Monday 2 February 2015

This is shortcut strategy to grab SaaS Market



Software as a Service (SaaS) is becoming trend technology to push market using cloud computing. Especially software (application) vendors, they are the most interested to run SaaS at customer. This some strategy that you can running to grab SaaS market and make sure your customer love it.
  1. You must WIN over the IT professional. Though your solution doesn’t run in their data center, IT professionals still very much care about security, reliability, performance and integration with other applications. You must address these concerns directly with all the documentation required by IT of any other critical application to be deployed in the enterprise. Make IT professional loved your solution with ensure they concerns still running well.
  2. Market to your existing customers. Your existing customer is HOT LEADS for your SaaS Solution. Your existing customers will come up for renewal once their subscription expires. That means that they are also prospective customers, so treat them as such. Get them on-board painlessly, keep them informed of product enhancements, updating your portfolio and solution to them, help them gain value from the solution, and engage them in a community.

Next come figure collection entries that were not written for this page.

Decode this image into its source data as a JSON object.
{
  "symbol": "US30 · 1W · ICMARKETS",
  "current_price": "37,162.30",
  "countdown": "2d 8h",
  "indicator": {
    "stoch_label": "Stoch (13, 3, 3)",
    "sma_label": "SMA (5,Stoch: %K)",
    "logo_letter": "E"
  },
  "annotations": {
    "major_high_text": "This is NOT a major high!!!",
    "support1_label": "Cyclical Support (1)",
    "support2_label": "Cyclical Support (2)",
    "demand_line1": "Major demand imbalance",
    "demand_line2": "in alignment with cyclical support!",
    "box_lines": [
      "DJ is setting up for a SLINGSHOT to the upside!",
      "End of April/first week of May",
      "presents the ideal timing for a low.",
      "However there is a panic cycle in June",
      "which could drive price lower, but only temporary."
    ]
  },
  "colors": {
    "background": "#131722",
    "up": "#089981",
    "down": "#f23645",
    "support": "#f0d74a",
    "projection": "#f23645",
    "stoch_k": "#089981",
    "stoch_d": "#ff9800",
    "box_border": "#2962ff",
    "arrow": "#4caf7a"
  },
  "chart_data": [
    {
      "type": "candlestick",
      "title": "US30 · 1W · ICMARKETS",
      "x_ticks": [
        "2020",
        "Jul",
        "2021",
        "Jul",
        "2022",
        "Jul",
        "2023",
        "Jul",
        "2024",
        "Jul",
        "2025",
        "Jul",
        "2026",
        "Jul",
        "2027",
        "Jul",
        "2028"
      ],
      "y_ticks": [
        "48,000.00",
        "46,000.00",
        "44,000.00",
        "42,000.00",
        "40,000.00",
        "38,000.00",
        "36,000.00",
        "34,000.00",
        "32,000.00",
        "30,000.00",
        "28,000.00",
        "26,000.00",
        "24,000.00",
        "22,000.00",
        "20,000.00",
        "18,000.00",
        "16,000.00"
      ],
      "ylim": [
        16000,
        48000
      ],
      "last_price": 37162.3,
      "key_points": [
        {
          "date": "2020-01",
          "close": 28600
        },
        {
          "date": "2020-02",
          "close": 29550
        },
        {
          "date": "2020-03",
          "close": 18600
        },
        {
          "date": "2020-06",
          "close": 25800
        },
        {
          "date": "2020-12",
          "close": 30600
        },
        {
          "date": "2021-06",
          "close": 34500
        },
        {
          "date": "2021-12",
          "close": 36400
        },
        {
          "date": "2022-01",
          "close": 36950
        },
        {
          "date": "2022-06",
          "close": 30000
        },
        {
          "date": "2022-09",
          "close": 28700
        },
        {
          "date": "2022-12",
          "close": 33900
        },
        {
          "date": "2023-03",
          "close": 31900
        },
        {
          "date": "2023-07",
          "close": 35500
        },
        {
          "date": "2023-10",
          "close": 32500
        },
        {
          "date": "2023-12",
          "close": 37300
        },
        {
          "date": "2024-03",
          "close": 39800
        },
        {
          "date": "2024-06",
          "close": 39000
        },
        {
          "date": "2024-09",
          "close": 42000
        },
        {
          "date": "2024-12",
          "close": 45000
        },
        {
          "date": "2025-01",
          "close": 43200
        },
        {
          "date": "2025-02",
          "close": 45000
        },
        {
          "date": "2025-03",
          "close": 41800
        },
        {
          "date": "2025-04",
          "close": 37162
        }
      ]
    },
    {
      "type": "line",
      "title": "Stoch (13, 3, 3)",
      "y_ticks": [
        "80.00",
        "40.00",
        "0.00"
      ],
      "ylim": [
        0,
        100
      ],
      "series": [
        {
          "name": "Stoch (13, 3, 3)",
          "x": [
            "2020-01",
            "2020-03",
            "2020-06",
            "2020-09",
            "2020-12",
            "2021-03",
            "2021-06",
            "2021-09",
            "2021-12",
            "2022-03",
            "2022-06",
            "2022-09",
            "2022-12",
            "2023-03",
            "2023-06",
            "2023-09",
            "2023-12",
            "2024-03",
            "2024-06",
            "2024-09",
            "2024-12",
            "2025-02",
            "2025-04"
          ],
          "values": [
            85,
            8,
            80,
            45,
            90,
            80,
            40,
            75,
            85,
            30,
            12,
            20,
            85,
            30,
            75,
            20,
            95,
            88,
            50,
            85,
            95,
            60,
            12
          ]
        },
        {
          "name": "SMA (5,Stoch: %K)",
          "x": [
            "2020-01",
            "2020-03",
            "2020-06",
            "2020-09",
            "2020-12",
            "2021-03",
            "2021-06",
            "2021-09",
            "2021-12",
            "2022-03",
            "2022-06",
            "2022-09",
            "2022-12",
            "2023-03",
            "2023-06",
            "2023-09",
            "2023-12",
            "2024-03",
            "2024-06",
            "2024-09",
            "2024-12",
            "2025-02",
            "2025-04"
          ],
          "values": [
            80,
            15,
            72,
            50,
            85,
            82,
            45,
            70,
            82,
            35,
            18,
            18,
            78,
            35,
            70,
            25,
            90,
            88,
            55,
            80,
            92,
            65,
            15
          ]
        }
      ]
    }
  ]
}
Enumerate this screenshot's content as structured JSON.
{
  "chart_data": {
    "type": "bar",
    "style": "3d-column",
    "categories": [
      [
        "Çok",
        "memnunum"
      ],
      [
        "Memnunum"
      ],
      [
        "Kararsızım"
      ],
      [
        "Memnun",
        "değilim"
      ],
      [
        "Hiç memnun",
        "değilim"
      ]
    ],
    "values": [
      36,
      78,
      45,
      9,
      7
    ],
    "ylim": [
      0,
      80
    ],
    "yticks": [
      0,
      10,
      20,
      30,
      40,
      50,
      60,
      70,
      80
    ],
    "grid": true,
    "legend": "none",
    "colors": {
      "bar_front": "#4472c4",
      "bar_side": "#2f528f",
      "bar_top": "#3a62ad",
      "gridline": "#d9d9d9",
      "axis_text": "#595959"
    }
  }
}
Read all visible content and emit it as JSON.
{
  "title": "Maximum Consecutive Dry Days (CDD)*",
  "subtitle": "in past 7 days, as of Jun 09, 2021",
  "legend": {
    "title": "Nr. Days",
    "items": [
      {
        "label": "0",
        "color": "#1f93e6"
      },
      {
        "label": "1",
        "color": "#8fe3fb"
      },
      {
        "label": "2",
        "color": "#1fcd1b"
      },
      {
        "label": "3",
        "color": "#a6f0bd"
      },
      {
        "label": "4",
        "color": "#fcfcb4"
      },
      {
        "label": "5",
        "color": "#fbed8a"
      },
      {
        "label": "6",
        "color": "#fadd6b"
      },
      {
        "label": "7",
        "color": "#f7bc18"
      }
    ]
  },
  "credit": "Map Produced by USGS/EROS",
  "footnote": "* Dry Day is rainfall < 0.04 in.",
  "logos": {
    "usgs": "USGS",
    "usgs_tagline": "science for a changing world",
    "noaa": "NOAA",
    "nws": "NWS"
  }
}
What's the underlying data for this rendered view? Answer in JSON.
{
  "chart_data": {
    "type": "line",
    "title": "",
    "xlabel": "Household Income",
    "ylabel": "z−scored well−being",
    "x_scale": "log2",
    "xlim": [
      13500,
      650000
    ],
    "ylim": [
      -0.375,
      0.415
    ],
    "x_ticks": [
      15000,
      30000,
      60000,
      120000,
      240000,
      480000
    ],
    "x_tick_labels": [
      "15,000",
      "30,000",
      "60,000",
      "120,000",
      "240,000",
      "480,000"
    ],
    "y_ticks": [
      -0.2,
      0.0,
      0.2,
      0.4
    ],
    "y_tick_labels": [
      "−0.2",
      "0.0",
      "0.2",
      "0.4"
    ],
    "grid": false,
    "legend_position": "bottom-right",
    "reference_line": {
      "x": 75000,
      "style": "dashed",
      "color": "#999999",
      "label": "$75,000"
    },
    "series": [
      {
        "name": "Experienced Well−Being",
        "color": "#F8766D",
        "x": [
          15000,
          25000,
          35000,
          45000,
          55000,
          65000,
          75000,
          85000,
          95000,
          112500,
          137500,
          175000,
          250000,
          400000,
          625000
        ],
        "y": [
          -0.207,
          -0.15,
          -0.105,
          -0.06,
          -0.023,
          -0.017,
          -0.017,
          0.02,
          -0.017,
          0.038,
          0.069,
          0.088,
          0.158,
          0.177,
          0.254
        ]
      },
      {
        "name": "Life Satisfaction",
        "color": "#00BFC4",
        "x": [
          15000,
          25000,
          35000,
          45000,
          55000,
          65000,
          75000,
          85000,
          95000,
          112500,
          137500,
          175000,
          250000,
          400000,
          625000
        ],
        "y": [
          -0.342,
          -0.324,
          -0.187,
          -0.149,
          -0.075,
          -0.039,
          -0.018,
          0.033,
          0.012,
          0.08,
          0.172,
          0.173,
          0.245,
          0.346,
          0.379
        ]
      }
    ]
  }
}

  3. Don't forget your cost and budget. Because business model of SaaS is very complex and flexible, you must adapt it with your organization. The sales and marketing costs required to acquire customers are typically the largest single expense item on a SaaS solution provider’s income statement. Ensure that you’re spending this money efficiently. Under a SaaS business model, unproductive activities can’t be covered by large up-front license fees. 
  4. Build a marketing process that can keep up with the development process One of the fundamental advantages of SaaS over on-premise applications is that they are often updated frequently, perhaps every quarter. Put in place a process that makes it possible for marketing to keep up with this more aggressive product release schedule. The product introduction process that fit the on-premise model won’t necessarily fit the SaaS model.
  5. Educate the prospective customers’ procurement specialists. Purchasing SaaS solutions is still relatively new to technology buyers and they may not be familiar with terms and conditions. Few contract standards have emerged about service level agreements, credits, and subscription terms, and vendors have introduced several different pricing models. Educate the prospective customers’ procurement specialists and legal department, and do it early in the sales process. Explain your rationale for particular terms and conditions, and ensure that your own sales executives understand what’s negotiable and what’s not.
  6. Promote the entire experience, not just the features. The SaaS customer’s experience includes the speed of deployment, ease of configuration, access to support, and the simplicity of the purchase process. Market all these features and benefits of the entire “service ”, not just the product functionality.
  7. Don’t sell on price alone. Please give your customer more value added. SaaS solutions might cost significantly less than a similar on-premise application, and this may generate the initial interest from a prospective customer. But customers value other benefits as well, including rapid deployment, reliability, easy updates, and flexibility. In fact, they may view these as even more important than price. Promote these other advantages in addition to the cost advantage.
Hopefully these strategy that mention above usefull for your organization.